Als größere Sorge für Europa machen sie aber die Kreditklemme in den südeuropäischen Ländern aus. Denn die Tatsache, dass Europas Banken nun schon seit Monaten praktisch zu Nullzinsen Geld bei der EZB ausleihen können, kommt einfach nicht als Kredit bei den Unternehmen an.

Hier will die Zentralbank nun gegensteuern, indem sie den Banken das Kreditrisiko ein Stück weit abnimmt. Mit Anfang Oktober will sie den Banken bestimmte Kredite abkaufen, kündigte Draghi an. Dabei handelt es sich just um jene Asset Backed Securities (ABS), die 2007 als Brandbeschleuniger der Finanzkrise in Verruf geraten sind. Damals wurde bekannt, dass viele Banken in den Kreditbündeln, die sie scheibchenweise weiterverkauft haben, auch faule Darlehen versteckt hatten. Die ABS entpuppten sich später als teure Leichen in den Bilanzen etlicher Finanzinstitute, die den Crash letztlich mitausgelöst haben.

Angst vor faulen Papieren

Der Notenbanker stößt mit seinen Plänen daher auf heftigen Gegenwind – auch innerhalb des EZB-Gremiums.
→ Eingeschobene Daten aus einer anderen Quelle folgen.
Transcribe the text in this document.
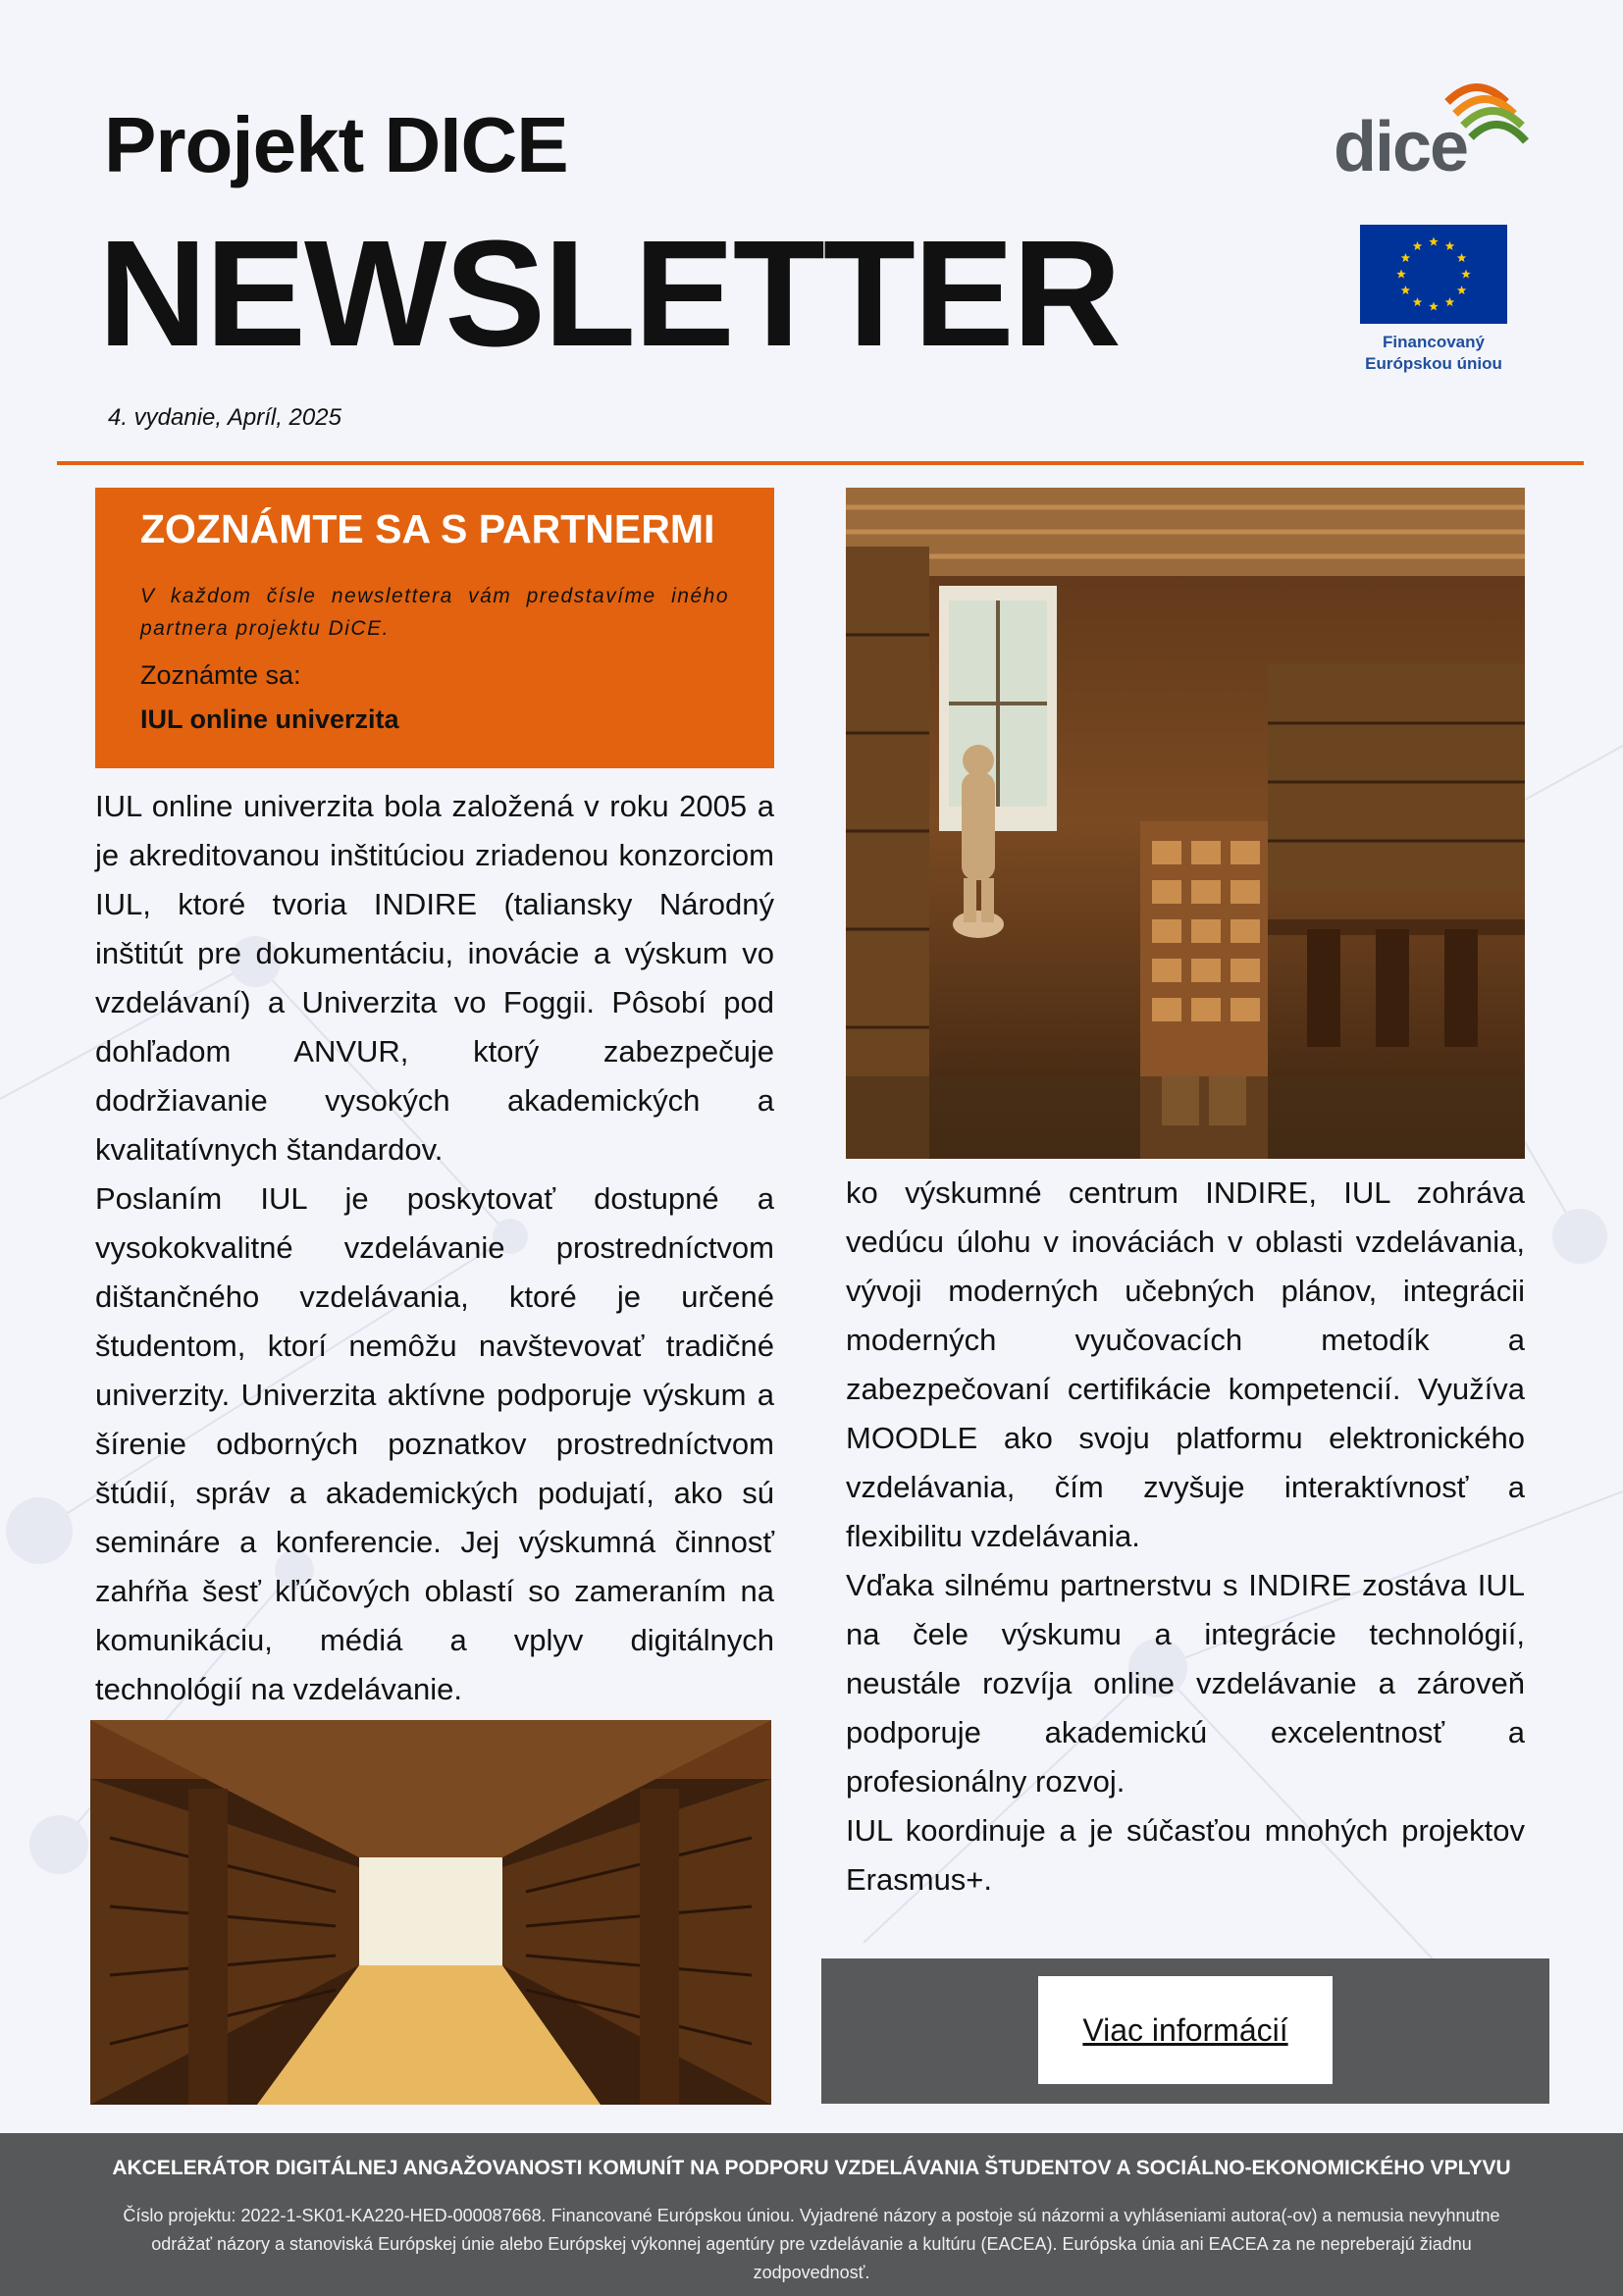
Projekt DICE
NEWSLETTER
4. vydanie, Apríl, 2025
dice
Financovaný
Európskou úniou
ZOZNÁMTE SA S PARTNERMI

V každom čísle newslettera vám predstavíme iného partnera projektu DiCE.

Zoznámte sa:
IUL online univerzita

IUL online univerzita bola založená v roku 2005 a je akreditovanou inštitúciou zriadenou konzorciom IUL, ktoré tvoria INDIRE (taliansky Národný inštitút pre dokumentáciu, inovácie a výskum vo vzdelávaní) a Univerzita vo Foggii. Pôsobí pod dohľadom ANVUR, ktorý zabezpečuje dodržiavanie vysokých akademických a kvalitatívnych štandardov.

Poslaním IUL je poskytovať dostupné a vysokokvalitné vzdelávanie prostredníctvom dištančného vzdelávania, ktoré je určené študentom, ktorí nemôžu navštevovať tradičné univerzity. Univerzita aktívne podporuje výskum a šírenie odborných poznatkov prostredníctvom štúdií, správ a akademických podujatí, ako sú semináre a konferencie. Jej výskumná činnosť zahŕňa šesť kľúčových oblastí so zameraním na komunikáciu, médiá a vplyv digitálnych technológií na vzdelávanie.

ko výskumné centrum INDIRE, IUL zohráva vedúcu úlohu v inováciách v oblasti vzdelávania, vývoji moderných učebných plánov, integrácii moderných vyučovacích metodík a zabezpečovaní certifikácie kompetencií. Využíva MOODLE ako svoju platformu elektronického vzdelávania, čím zvyšuje interaktívnosť a flexibilitu vzdelávania.

Vďaka silnému partnerstvu s INDIRE zostáva IUL na čele výskumu a integrácie technológií, neustále rozvíja online vzdelávanie a zároveň podporuje akademickú excelentnosť a profesionálny rozvoj.

IUL koordinuje a je súčasťou mnohých projektov Erasmus+.

Viac informácií
AKCELERÁTOR DIGITÁLNEJ ANGAŽOVANOSTI KOMUNÍT NA PODPORU VZDELÁVANIA ŠTUDENTOV A SOCIÁLNO-EKONOMICKÉHO VPLYVU
Číslo projektu: 2022-1-SK01-KA220-HED-000087668. Financované Európskou úniou. Vyjadrené názory a postoje sú názormi a vyhláseniami autora(-ov) a nemusia nevyhnutne odrážať názory a stanoviská Európskej únie alebo Európskej výkonnej agentúry pre vzdelávanie a kultúru (EACEA). Európska únia ani EACEA za ne nepreberajú žiadnu zodpovednosť.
Zu groß sei die Gefahr, dass die Banken ihre notleidenden Kredite wieder mit schönem Papier umwickeln und der EZB andrehen, heißt es. Bezahlen müssten dafür – wieder einmal – die Steuerzahler. Zudem sei unklar, ob die teure Aktion (im Raum steht die unbestätigte Summe 500 Mrd. Euro) überhaupt nützen wird. Denn viele Unternehmen bekämen in Europa schlicht deswegen keinen Kredit, weil sie eine schwache Bonität hätten.

„Die ABS haben einen schlechten Ruf, aber nur weil Schlechtes verpackt wurde“, verteidigt der Italiener das Programm und deutet gleichzeitig an, notfalls noch schwerere Geschütze auffahren zu wollen: „Wir könnten im großen Stil Staatsanleihen oder auch private Schuldtitel aufkaufen“, ließ er bei der Pressekonferenz auf Anfrage wissen. Ein rotes Tuch für viele Hardliner in der Notenbank.

Auf den Märkten kamen Mario Draghis Worte gut an. Die Aktienbörsen Europas gingen am Donnerstag unisono nach oben. Eine schlechte Nachricht bedeutete die weitere Lockerung der Geldpolitik naturgemäß für die europäische Gemeinschaftswährung. Der Euro stürzte nach der Zinssitzung der EZB zeitweise auf unter 1,30 Dollar ab. Weniger wert war der Euro zuletzt vor 14 Monaten.